Long term exposure to the contaminants through incidental ingestion and skin absorption at the Stoker site may cause non-cancer adverse effects. However, the ingestion of contaminated fish is not thought to have resulted in significant risk of developing cancer. D&K club members have not reported apparent health hazards due to the ingestion of contaminated fish or incidental ingestion. Additionally, other individuals who may have drunk the water or lived near the crop dusting operations do not seem to be showing health impacts. However, it is not possible to evaluate the risks from periodic or long-term exposure from pesticide spray drift from Stoker airplanes due to lack of information. Furthermore, there is a large body of unknown information due to the absence of monitoring data.

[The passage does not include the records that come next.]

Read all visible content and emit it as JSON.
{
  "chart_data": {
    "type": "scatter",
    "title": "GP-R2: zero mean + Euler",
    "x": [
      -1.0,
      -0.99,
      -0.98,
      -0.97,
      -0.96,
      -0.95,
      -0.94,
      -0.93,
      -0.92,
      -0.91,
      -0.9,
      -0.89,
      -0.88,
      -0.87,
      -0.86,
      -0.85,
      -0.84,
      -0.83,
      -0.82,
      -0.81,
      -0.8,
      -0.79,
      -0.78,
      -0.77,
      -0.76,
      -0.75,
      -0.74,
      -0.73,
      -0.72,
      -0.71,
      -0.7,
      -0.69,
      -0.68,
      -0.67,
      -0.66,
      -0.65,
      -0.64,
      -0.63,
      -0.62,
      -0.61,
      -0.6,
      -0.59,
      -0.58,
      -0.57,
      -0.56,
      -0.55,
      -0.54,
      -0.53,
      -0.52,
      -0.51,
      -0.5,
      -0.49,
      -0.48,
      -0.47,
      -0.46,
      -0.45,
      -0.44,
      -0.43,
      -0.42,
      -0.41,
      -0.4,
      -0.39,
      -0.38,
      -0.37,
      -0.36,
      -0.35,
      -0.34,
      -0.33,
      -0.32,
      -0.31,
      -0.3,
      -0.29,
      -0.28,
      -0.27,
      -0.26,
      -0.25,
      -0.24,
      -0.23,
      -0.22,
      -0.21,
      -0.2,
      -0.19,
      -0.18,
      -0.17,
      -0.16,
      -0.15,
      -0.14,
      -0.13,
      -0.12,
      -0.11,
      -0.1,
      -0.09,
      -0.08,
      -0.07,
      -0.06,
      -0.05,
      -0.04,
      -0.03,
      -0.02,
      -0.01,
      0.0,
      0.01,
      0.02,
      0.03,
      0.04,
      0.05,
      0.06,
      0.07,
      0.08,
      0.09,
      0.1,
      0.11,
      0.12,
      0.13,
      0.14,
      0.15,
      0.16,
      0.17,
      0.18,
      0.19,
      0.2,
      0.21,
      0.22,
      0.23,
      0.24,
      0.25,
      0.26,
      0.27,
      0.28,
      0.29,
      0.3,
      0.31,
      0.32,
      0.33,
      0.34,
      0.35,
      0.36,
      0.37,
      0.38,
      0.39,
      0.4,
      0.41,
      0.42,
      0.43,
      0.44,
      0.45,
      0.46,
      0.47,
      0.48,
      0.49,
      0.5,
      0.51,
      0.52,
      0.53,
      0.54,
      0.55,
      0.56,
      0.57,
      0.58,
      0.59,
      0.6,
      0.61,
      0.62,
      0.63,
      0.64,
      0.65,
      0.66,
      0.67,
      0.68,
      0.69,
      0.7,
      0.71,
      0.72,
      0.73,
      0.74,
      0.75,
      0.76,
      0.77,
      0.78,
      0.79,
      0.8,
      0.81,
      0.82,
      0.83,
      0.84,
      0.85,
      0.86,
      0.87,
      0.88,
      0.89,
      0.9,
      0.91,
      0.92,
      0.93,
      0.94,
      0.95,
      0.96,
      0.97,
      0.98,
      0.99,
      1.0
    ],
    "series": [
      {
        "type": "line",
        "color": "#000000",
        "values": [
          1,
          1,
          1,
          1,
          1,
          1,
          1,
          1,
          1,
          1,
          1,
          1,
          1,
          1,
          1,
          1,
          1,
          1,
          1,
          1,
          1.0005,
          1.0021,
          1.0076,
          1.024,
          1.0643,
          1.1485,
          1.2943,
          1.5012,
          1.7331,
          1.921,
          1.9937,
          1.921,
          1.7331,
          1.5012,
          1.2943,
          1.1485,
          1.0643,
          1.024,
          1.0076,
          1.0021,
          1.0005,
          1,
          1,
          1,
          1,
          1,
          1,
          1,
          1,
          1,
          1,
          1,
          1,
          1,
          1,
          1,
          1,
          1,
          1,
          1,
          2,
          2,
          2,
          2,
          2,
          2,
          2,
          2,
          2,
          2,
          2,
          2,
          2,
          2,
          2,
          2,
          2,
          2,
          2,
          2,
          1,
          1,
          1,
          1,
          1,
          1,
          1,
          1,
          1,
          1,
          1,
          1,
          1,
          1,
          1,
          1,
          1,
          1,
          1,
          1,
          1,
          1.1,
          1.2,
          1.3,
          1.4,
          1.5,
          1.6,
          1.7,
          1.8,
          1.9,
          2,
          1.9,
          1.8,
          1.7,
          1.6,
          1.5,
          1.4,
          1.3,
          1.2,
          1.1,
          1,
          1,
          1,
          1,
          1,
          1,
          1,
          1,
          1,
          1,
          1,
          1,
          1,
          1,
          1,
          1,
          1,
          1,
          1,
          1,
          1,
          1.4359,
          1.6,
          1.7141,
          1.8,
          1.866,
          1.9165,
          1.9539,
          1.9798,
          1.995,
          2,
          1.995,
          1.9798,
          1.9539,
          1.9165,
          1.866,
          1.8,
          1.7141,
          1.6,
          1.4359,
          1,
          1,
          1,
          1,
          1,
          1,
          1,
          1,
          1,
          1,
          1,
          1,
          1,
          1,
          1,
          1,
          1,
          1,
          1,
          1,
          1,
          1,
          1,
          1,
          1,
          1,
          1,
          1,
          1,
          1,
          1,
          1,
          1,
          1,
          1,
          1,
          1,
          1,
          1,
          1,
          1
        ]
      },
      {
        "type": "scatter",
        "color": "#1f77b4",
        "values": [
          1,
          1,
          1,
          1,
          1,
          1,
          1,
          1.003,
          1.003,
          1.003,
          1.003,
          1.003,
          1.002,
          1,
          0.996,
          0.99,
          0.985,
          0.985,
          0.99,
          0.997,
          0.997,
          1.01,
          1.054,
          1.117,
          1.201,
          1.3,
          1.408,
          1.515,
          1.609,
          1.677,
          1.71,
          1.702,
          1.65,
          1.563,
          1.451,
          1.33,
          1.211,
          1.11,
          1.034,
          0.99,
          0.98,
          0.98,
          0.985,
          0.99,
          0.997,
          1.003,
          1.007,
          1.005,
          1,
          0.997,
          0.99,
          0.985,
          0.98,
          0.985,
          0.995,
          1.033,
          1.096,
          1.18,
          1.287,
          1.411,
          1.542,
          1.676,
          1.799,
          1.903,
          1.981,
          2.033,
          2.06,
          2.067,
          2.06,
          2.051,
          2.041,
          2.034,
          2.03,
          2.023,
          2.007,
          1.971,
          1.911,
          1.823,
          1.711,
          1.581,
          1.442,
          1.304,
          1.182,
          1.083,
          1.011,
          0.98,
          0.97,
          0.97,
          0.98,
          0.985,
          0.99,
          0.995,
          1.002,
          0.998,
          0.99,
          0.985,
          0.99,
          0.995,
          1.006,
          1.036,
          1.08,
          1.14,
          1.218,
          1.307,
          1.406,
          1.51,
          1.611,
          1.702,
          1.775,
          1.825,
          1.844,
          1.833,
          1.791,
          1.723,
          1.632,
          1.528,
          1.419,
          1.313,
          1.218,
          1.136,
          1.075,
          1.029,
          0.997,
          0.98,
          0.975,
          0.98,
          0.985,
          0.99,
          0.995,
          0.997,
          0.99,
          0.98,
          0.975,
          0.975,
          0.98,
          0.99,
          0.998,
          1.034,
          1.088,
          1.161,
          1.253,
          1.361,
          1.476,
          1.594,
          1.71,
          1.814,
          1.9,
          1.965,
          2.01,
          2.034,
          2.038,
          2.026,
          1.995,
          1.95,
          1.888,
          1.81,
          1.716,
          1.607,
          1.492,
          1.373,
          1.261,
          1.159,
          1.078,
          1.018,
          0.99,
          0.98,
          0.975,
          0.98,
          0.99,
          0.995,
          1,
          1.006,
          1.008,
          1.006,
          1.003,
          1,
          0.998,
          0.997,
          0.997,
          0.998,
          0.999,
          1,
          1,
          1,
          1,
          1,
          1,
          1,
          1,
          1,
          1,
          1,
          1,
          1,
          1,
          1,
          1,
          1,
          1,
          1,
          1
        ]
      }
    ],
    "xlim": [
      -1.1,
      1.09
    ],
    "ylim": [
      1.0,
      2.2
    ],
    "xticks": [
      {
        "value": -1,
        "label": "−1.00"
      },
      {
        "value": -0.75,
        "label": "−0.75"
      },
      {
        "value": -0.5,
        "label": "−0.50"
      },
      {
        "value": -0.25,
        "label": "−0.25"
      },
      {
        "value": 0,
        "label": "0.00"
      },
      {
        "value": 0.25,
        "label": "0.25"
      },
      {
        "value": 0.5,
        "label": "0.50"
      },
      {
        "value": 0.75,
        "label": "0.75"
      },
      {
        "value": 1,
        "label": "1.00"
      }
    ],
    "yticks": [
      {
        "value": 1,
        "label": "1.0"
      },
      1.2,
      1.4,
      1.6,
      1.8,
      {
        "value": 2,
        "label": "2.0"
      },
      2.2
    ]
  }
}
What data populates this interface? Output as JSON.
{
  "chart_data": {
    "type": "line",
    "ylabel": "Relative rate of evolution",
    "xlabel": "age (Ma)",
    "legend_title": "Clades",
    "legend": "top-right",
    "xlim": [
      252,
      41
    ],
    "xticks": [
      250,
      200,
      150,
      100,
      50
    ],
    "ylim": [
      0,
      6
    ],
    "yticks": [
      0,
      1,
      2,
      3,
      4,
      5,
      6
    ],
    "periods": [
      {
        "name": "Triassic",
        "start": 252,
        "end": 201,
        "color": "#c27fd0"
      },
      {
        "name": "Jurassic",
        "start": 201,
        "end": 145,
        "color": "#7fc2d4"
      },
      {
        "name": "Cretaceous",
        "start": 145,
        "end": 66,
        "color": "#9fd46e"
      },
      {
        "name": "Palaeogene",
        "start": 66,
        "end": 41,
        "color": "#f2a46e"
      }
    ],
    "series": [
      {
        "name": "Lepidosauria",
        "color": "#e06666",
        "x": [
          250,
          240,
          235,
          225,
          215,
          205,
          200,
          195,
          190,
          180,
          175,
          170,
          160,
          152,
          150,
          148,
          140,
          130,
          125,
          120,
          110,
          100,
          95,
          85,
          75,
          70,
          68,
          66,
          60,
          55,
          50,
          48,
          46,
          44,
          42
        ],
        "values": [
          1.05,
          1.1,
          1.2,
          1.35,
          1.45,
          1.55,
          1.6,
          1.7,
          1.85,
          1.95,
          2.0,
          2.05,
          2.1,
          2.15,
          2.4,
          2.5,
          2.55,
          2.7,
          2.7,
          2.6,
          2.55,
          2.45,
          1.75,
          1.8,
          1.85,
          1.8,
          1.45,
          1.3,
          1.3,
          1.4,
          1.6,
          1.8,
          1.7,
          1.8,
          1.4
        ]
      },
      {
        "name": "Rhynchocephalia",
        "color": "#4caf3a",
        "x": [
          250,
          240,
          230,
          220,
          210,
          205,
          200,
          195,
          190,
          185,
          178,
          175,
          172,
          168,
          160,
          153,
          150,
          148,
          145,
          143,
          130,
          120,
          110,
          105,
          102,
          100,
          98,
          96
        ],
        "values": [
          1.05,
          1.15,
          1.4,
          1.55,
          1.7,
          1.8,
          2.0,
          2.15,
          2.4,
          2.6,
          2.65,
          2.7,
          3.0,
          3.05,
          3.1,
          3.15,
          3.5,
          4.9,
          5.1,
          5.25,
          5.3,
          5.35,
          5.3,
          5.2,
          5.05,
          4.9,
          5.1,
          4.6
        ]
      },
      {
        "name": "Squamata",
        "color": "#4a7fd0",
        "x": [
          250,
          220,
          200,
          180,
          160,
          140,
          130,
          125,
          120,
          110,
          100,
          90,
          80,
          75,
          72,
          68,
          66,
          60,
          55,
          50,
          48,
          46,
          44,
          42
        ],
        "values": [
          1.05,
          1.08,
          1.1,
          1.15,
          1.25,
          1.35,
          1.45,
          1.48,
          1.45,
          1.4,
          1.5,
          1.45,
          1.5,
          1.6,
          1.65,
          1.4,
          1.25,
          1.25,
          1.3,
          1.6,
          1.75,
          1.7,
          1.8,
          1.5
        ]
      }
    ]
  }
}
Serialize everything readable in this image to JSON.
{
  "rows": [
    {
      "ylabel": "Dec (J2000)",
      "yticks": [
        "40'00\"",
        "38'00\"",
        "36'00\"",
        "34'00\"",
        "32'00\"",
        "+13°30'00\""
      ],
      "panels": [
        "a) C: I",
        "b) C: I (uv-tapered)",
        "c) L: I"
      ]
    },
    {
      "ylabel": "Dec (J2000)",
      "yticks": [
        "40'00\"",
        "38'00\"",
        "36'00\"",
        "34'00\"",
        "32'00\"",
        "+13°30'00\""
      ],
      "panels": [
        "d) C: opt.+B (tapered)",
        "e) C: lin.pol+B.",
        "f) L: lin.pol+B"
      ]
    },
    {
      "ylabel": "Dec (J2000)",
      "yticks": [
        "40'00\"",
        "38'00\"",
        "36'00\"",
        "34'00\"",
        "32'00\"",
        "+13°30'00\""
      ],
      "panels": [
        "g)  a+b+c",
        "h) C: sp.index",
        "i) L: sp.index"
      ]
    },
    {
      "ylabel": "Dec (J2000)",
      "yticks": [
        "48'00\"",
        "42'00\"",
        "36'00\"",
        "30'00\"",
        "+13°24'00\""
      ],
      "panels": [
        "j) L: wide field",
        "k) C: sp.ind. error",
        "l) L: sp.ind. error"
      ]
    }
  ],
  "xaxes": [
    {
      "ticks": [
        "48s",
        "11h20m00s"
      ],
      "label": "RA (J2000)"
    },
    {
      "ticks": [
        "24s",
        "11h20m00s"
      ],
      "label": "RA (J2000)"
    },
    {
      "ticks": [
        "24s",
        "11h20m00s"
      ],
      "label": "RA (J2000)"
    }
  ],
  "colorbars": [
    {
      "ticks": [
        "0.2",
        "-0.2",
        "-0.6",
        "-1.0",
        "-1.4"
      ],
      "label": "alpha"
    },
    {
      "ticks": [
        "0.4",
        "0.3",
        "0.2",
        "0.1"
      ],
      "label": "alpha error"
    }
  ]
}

The EPA identified three different sources for contamination: 1) the land disposal of rinse water; 2) the burn area at the southern end of the airstrip; 3) the warehouse fire of 1988. The residents living in the mobile home on the D&K property reported a variety of symptoms experienced by the family members. However, the actual health effects that are occurring are unknown due to lack of knowledge of exposure levels. Additionally, the Toxic Chemical Release Inventory contains no record of environmental releases from any industrial facility in Imperial, including Stoker Company. Overall, it is not possible to assess the risks and implications of the effects of contaminants in areas located around the Stoker Company.